Raymond Bellour, « Double jeu », Le Magazine littéraire, octobre 1991, p.84.

Hervé Guibert à propos de Mon valet et moi :

« Je connais mal Romain Gary, mais j’ai l’impression que le choix qu’il a fait un jour d’écrire sous le nom d’Emile Ajar répond au même besoin que celui qui m’a fait écrire Mon valet et moi : l’urgence de changer de peau. La différence, c’est que, moi, je n’utilise pas de pseudonyme. »
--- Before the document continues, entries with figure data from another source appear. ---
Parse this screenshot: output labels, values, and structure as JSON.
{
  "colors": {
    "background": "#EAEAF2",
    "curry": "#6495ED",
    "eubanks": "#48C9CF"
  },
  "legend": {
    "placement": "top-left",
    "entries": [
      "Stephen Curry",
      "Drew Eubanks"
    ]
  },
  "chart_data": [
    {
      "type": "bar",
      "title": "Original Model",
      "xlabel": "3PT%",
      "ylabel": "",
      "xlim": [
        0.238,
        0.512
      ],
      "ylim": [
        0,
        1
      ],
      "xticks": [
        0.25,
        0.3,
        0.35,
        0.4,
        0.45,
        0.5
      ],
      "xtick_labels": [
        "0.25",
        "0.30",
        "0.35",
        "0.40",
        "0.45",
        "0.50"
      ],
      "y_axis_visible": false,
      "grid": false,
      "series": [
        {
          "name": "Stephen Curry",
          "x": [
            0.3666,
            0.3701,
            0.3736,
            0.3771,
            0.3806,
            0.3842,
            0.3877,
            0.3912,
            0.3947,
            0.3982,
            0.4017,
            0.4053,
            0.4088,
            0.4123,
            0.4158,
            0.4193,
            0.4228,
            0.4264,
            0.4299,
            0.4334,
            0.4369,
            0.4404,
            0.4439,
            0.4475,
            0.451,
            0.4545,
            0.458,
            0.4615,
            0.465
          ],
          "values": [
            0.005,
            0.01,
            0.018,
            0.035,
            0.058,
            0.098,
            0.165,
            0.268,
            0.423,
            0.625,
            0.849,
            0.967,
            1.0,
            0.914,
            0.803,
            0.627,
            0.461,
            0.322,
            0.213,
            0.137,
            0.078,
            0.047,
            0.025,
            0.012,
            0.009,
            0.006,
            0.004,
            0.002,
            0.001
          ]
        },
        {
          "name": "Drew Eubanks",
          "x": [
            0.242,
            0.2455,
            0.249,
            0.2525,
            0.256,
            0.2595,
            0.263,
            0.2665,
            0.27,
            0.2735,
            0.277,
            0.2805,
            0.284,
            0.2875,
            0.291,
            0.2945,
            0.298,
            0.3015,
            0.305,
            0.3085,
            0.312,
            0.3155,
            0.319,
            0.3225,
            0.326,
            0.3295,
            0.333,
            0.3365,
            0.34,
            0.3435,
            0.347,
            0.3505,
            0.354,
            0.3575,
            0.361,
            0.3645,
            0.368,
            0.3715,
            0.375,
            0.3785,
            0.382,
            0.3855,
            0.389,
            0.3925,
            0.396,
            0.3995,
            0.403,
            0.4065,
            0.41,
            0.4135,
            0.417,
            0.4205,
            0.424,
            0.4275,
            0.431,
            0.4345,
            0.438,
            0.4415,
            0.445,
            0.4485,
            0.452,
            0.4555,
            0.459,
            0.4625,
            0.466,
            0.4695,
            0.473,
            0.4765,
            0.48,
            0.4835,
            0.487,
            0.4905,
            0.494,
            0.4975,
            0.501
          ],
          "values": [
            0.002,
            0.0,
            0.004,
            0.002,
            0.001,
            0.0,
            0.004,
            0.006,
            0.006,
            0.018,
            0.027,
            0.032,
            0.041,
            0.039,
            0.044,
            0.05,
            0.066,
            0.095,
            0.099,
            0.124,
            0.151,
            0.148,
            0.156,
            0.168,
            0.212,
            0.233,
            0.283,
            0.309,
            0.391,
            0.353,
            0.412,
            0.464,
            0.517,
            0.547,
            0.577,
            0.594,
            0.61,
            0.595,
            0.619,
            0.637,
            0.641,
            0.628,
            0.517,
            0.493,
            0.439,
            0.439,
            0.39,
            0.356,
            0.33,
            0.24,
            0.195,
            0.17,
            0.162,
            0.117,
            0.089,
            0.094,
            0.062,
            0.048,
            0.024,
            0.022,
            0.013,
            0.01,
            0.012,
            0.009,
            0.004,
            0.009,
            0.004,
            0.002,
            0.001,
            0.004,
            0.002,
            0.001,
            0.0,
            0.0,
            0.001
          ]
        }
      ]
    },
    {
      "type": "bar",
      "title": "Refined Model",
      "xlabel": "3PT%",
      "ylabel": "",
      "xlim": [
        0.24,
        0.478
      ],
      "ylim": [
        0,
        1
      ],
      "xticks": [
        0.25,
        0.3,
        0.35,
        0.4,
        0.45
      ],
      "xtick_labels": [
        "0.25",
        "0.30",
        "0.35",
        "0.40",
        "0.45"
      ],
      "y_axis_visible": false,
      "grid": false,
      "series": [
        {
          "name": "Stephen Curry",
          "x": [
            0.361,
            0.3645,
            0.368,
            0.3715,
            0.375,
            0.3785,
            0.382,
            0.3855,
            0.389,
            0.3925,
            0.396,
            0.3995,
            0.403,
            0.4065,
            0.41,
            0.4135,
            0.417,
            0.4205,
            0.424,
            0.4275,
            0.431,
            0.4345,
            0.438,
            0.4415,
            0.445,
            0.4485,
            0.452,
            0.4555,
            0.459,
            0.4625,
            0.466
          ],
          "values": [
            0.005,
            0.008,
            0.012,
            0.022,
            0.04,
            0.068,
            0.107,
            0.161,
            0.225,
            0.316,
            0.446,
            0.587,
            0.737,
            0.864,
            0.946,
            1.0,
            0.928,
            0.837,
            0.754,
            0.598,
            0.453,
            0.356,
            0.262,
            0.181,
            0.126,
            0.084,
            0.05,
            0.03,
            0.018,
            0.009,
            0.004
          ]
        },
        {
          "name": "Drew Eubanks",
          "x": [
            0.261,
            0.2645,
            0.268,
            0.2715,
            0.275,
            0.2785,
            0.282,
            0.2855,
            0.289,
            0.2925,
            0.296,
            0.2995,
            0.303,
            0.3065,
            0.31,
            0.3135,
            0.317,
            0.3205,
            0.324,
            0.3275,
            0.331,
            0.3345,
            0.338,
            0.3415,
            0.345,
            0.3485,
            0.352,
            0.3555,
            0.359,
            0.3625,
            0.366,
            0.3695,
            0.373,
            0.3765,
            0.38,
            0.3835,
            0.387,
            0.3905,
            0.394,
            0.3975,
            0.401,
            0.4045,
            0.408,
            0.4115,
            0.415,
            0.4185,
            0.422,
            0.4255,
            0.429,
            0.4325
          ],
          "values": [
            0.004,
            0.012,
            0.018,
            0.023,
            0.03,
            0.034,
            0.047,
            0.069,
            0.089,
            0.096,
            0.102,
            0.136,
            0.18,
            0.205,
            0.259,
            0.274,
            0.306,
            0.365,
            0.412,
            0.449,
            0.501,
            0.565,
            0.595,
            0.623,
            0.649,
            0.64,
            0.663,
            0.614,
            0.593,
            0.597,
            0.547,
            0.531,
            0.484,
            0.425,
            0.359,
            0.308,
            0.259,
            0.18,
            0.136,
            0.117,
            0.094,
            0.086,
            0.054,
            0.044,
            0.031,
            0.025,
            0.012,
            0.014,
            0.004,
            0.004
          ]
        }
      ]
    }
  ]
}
« J’ai l’impression de survivre », entretien avec Jérôme Garcin, L’Evénement du jeudi, 26 septembre-2octobre 1991, p.104.

Extrait :

« Les narrateurs des romans russes ont des valets qui dorment comme des chiens dans des vestibules traversés de courant d’air, aiguisent le fleuret de leurs duels et portent leurs vieux pardessus. Ce sont des ratés, souvent des doubles de leurs maîtres, qui auraient pu être à leur place, mais qu’une infortune de naissance ou une femme, le jeu, a abaissés à ce rang. Ils sont serviles par lassitude, tout leur être exhale quelque chose de rance. Ils travaillent sans amour et sans précision, cirer les bottes de leurs maîtres ne les enthousiasme même pas. Mon valet à moi était un tueur en puissance, c’est pour cela que je l’avais choisi. J’étais un homme sur le déclin. J’avais besoin d’un vrai garde du corps, quelqu’un qui me ramasse quand je tombe, m’habille, pince mes jambes quand elles s’engourdissent au point que je ne les sens plus. Mon valet était tout le contraire du typique valet russe : le moindre de ses services, il me les procurait avec fougue, comme si ce geste, en l’occurrence me relever de ma baignoire, était du plus crucial intérêt pour lui. C’était peut-être la passion de la haine qui le motivait, je l’ignorais alors. »

Hervé Guibert, Mon valet et moi, Paris, Seuil, 1991, p.11-13.